Wednesday, January 11, 2006


Mark and I went to see Narnia yesterday. We didn't have high expectations. Mark doesn't like fantasy at all, and I've really burned out on the book after teaching it so often. I used to love the Narnia books as a kid, but of late I've come around to Philip Pullman's way of thinking about them. (Note that his opinions are much more nuanced in this New Yorker article than in the more frequently cited Guardian piece from some years ago...) I was always sorry that Susan didn't get to go to heaven in The Last Battle (my sympathy for her probably has to something to do with the fact that I'm the Susan in my family, the second child and oldest daughter). I didn't catch on to the racism in The Horse and his Boy when I was a kid, but reading it to Mariah several years ago I began to want to edit it on the fly. And lately I'd been especially annoyed by the avuncular tone in The Lion, the Witch, and the Wardrobe; for example, when Aslan announces that they have to hurry in order to defeat the witch before tea-time. Yeah, right.

Well, there's none of that in the film. When Father Christmas gives Lucy a dagger, he does indeed say that battles are ugly, but he doesn't add "when women fight," as he does in the novel. Susan gets to shoot an arrow in the battle, in fact. The opening of the film is terrific, and demonstrates one of the ways movies can and should depart from books, by showing us what can only be hinted at in print. Where Lewis gives us a sentence in which he notes that the children "were sent away from London during the war because of the air-raids," the film shows us an air-raid, and then the children's mother crying as she puts them on the train. It also shows us what bombing looks like, something that gets echoed later in the battle scene.

As others have said, Lucy's entrance into Narnia is especially well done.

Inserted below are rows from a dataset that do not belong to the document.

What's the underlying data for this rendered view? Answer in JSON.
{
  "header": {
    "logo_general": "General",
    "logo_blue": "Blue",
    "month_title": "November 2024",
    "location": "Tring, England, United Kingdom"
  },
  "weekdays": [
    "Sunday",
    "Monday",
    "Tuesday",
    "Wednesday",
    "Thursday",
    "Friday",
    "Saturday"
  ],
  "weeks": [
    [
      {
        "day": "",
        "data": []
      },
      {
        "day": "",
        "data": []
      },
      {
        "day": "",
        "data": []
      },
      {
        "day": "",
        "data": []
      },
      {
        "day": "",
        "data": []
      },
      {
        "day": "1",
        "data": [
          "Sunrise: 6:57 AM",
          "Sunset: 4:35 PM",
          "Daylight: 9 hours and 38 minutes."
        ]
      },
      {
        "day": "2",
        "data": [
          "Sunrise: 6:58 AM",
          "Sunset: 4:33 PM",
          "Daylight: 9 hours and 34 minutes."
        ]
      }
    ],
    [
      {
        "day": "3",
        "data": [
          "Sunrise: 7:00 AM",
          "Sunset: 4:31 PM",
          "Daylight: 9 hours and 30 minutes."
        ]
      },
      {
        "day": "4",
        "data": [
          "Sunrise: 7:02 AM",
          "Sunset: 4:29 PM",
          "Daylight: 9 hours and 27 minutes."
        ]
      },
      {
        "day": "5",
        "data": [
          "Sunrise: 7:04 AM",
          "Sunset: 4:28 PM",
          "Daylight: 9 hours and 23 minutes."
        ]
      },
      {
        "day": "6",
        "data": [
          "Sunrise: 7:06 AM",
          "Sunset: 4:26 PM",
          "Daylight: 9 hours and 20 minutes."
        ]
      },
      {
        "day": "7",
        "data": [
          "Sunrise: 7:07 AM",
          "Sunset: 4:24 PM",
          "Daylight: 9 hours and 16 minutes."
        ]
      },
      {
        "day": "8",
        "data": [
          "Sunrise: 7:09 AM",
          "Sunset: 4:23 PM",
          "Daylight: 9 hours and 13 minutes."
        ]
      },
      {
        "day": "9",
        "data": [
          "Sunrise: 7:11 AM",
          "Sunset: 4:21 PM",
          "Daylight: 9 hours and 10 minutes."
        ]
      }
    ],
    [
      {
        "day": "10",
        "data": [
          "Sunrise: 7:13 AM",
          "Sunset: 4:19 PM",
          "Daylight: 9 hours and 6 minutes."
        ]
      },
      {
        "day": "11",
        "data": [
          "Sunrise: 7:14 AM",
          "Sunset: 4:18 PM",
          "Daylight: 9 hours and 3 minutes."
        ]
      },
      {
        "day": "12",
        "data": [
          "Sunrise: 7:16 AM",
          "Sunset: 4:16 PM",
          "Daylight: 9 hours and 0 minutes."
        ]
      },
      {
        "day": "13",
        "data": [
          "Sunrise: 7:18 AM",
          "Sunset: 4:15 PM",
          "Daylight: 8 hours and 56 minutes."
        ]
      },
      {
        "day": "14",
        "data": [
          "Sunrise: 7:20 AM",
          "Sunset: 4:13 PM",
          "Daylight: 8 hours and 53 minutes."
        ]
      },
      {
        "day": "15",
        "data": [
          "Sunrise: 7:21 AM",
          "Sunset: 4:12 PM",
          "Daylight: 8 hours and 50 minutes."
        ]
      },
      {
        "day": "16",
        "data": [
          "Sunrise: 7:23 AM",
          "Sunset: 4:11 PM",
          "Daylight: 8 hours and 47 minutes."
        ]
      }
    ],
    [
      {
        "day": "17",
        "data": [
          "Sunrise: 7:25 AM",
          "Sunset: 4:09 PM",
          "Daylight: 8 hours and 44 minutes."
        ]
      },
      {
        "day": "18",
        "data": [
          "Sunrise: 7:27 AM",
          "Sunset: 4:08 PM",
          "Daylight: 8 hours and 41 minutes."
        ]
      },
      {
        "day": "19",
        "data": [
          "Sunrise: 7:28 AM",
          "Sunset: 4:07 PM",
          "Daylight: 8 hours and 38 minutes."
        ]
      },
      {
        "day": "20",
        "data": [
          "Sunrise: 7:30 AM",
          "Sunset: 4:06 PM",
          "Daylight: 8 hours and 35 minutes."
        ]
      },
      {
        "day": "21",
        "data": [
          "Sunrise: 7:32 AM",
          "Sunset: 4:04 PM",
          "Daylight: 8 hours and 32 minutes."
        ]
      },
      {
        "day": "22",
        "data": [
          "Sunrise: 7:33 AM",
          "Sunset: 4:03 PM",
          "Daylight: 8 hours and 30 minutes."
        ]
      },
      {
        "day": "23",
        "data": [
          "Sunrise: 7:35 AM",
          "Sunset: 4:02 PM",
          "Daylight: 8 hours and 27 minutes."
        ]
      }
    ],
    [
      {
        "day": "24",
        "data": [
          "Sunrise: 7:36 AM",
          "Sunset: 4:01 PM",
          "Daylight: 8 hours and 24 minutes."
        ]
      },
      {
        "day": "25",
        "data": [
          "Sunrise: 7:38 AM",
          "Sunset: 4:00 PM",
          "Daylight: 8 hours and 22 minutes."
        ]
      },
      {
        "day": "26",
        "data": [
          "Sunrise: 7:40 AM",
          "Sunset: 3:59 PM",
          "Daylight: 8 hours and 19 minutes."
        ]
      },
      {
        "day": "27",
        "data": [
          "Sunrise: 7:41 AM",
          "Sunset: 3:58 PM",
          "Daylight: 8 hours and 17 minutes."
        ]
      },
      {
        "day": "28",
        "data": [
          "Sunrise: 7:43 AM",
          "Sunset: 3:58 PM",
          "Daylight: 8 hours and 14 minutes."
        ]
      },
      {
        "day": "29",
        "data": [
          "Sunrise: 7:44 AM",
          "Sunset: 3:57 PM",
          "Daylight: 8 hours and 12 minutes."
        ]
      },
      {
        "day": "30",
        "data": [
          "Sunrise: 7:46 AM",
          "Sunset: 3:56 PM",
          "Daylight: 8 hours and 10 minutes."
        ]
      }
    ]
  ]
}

She looks like a real kid, for one thing--snaggle-toothed and a little dough-faced. And when she and Tumnus first meet they scare each other in a way that feels completely believable. (Again, as others have said, Tumnus is one of the triumphs of the film. He's fabulous.) Tilda Swinton is terrifyingly beautiful and freakish all at once. The landscape is golden. (Why is New Zealand the location of choice for fantasy epics?)

I was sucked in throughout. While I can not help suspending disbelief when I read the novel--mostly because Lewis keeps reminding me that I'm reading a novel--I had no such problem with the film. In fact, I was weeping off and on throughout. (OK, I'm a little overwrought anyway, and I often weep at bad films, but this was different. Take my word.) I could quibble with a few things that I do like in the novel that the film left out--especially the food! (My favorite subject, of course!) But overall, I liked the film a lot, better (in fact) than I like the book.

Yes, that's the heresy: I think the film is better than the book.

Some other time I may want to talk about Christian allegory in general, and my opinions of Lewis's version of Christianity. I'm not crazy about it, to put it mildly--onward, Christian soliders, and all that. The film, contrary to my expectations, seems to me to downplay that angle, frankly. I may come up with some criticisms later. But it was exactly what I needed yesterday afternoon.

1 comment:

Susan said...

Wonderful review, Libby. I'm hoping to see it this weekend.